For, at least to us, Mrs. Pelosi spoke as if she doubts her impeachment managers can win a conviction. What she was saying was that she comprehends she is likely to lose but is proceeding anyhow for the purpose of marking the President’s reputation and tarnishing his legacy (and damaging his election chances 10 months hence). She mightn’t gain a conviction, she seemed to be saying, but it is enough to make the charge. The charges themselves will last forever.
Even, the Speaker was suggesting, if there is an acquittal. And that is something to think about. It sent us back to our dog-eared copy of Robert Jackson’s famous speech called “The Federal Prosecutor.” The future Supreme Court justice was attorney general when he delivered his remarks to a gathering of United States attorneys. His aim was to mark for them the need for humility, objectivity, fairness, and decency. And warn of the lurking temptation to abuse of power.
A prosecutor, Jackson asserted, “stands a fair chance of finding at least a technical violation of some act on the part of almost anyone.” That phenomenon, he seemed to suggest, hisses an invitation to hubris. In such a case, “it is not a question of discovering the commission of a crime and then looking for the man who has committed it, it is a question of picking the man and then searching the law books, or putting investigators to work, to pin some offense on him.”
Then the famous words: “It is in this realm — in which the prosecutor picks some person whom he dislikes or desires to embarrass, or selects some group of unpopular persons and then looks for an offense — that the greatest danger of abuse of prosecuting power lies. It is here that law enforcement becomes personal, and the real crime becomes that of being unpopular with the predominant or governing group, being attached to the wrong political views, or being personally obnoxious …”
We understand that an impeachment is not the same as a criminal proceeding in a conventional court. Yet Jackson put his finger on the very character flaw that Mrs. Pelosi and Messrs. Nadler and Schiff seem to have brought to this drama. It becomes an abuse when one proceeds in the face of the likelihood of acquittal.
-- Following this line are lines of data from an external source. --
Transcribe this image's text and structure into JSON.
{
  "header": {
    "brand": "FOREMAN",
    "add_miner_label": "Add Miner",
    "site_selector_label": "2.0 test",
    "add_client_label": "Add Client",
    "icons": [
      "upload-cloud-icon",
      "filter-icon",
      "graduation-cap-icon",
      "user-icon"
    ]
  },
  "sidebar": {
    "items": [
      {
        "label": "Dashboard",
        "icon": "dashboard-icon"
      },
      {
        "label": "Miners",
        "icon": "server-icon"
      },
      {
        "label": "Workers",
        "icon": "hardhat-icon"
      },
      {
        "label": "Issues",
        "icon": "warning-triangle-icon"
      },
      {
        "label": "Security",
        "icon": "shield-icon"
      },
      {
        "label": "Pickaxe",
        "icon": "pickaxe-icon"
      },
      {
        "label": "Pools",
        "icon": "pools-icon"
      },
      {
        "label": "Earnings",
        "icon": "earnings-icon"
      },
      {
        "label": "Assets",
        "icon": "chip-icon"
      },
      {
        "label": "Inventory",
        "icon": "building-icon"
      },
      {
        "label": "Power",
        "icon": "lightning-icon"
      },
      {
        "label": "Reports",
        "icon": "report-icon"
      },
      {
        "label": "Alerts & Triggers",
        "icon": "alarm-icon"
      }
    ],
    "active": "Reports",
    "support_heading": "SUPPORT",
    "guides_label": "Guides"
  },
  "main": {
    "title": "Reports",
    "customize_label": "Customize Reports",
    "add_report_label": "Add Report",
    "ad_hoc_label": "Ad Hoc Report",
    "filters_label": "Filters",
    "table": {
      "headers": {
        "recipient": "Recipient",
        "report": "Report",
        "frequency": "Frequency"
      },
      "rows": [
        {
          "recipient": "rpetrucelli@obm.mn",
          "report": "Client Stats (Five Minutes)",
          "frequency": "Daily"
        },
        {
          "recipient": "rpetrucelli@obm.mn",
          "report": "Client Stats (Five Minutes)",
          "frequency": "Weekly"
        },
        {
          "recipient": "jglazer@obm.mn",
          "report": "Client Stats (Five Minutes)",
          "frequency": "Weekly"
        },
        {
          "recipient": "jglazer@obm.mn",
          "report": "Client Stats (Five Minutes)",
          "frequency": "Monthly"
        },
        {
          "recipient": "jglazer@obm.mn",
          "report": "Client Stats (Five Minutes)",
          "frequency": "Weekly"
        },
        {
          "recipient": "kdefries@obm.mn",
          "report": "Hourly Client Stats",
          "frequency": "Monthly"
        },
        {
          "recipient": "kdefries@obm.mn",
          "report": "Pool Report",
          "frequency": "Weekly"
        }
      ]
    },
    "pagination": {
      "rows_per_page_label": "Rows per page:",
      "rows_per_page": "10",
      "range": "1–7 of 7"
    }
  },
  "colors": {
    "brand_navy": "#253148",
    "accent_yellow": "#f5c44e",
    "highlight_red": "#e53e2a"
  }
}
Acquittal is not certain — these columns have been warning about that — but acquittal is likely, and Mrs. Pelosi and the accusing Democrats know that.
Hence her remark about this being an impeachment that will stand forever. Justice Jackson is long gone, sadly, but we found ourselves thinking all evening about what he might have said had he seen this day. He himself was a Democrat down to the ground. He warned, though, against partisanship in prosecutors. He’d have, we suspect, been horrified at a House seeking satisfaction in the idea that it will be the accusation that will stand throughout history — rather than the verdict.